Senin, 07 November 2011

Pemerintah dan Bank Belum Sepaham soal Kredit Usaha Rakyat

JAKARTA, KOMPAS.com — Himpunan Pengusaha Muda Indonesia menilai pemerintah dan perbankan belum sepaham soal kredit usaha rakyat.
Menurut Sekretaris Jenderal BPP Himpunan Pengusaha Muda Indonesia (Hipmi) Harry Warganegara di Jakarta, kesepahaman itu utamanya terkait kebijakan bank yang masih mewajibkan nasabah kredit usaha rakyat (KUR) menyediakan agunan agar memperoleh kredit.
Padahal, dalam konsep awalnya, KUR tidak menggunakan agunan karena pinjaman sudah dijamin asuransi. Untuk itu, Hipmi mendesak agar perbankan dan pemerintah segera duduk bersama dan menyatukan persepsi mereka tentang substansi dan regulasi KUR.
"Kami lihat pemerintah membuat iklan KUR tanpa agunan. Begitu anggota kami ke bank, ternyata agunan ini masih dimintai perbankan, khususnya untuk mikro. Jadi, pelaku usaha bingung," kata Harry.

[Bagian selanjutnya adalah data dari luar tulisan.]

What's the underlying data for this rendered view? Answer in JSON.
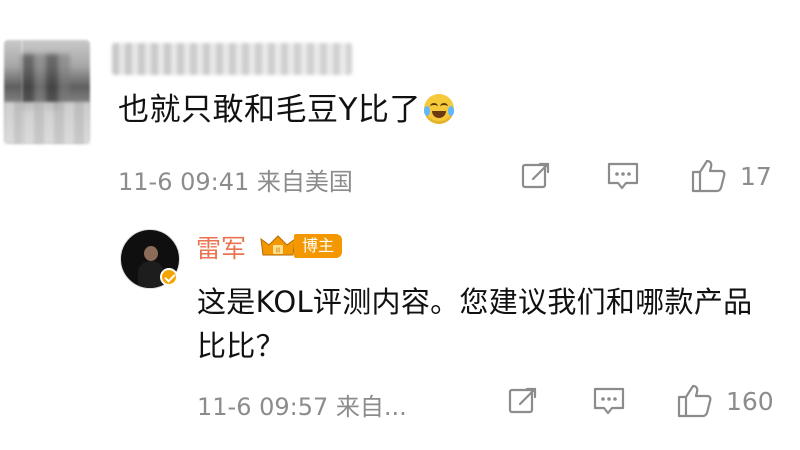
{
  "comment": {
    "username_visible": "8434545",
    "text": "也就只敢和毛豆Y比了",
    "emoji": "laughing-with-tears-emoji",
    "meta": "11-6 09:41 来自美国",
    "actions": {
      "like_count": "17"
    }
  },
  "reply": {
    "author": "雷军",
    "badge_label": "博主",
    "text": "这是KOL评测内容。您建议我们和哪款产品比比？",
    "meta": "11-6 09:57 来自...",
    "actions": {
      "like_count": "160"
    }
  },
  "colors": {
    "author_name": "#eb7350",
    "badge_bg": "#f39800",
    "muted_text": "#8c8c8c"
  }
}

KUR diluncurkan pemerintah pada 2007. Konsep KUR ini untuk meningkatkan akses perbankan kepada pelaku-pelaku usaha mikro dan menengah yang kesulitan pendanaan, tetapi memiliki bisnis yang layak. Karena risiko pengusaha pemula masih tinggi, pemerintah menyiapkan penjaminan lewat perusahaan penjaminan, di antaranya PT Askrindo.
Hal tersebut bertujuan agar bank penyalur KUR tetap aman dalam menyalurkan kredit. Beberapa bank penyalur KUR adalah BRI, Mandiri, Mandiri Syariah, BTN,  BNI, Bukopin, serta 13 BPD. Selain soal itu, bunga KUR juga masih tinggi, yakni di atas 20 persen.
"Kalau pemerintah serius menumbuhkan kewirausahaan, bunga KUR seharusnya di bawah 10 persen untuk pengusaha pemula," ujar Harry. Hipmi menilai, dengan perolehan laba perbankan nasional yang tumbuh sangat tinggi hingga kuartal III tahun ini, sudah saatnya perbankan memikirkan masa depan sektor riil.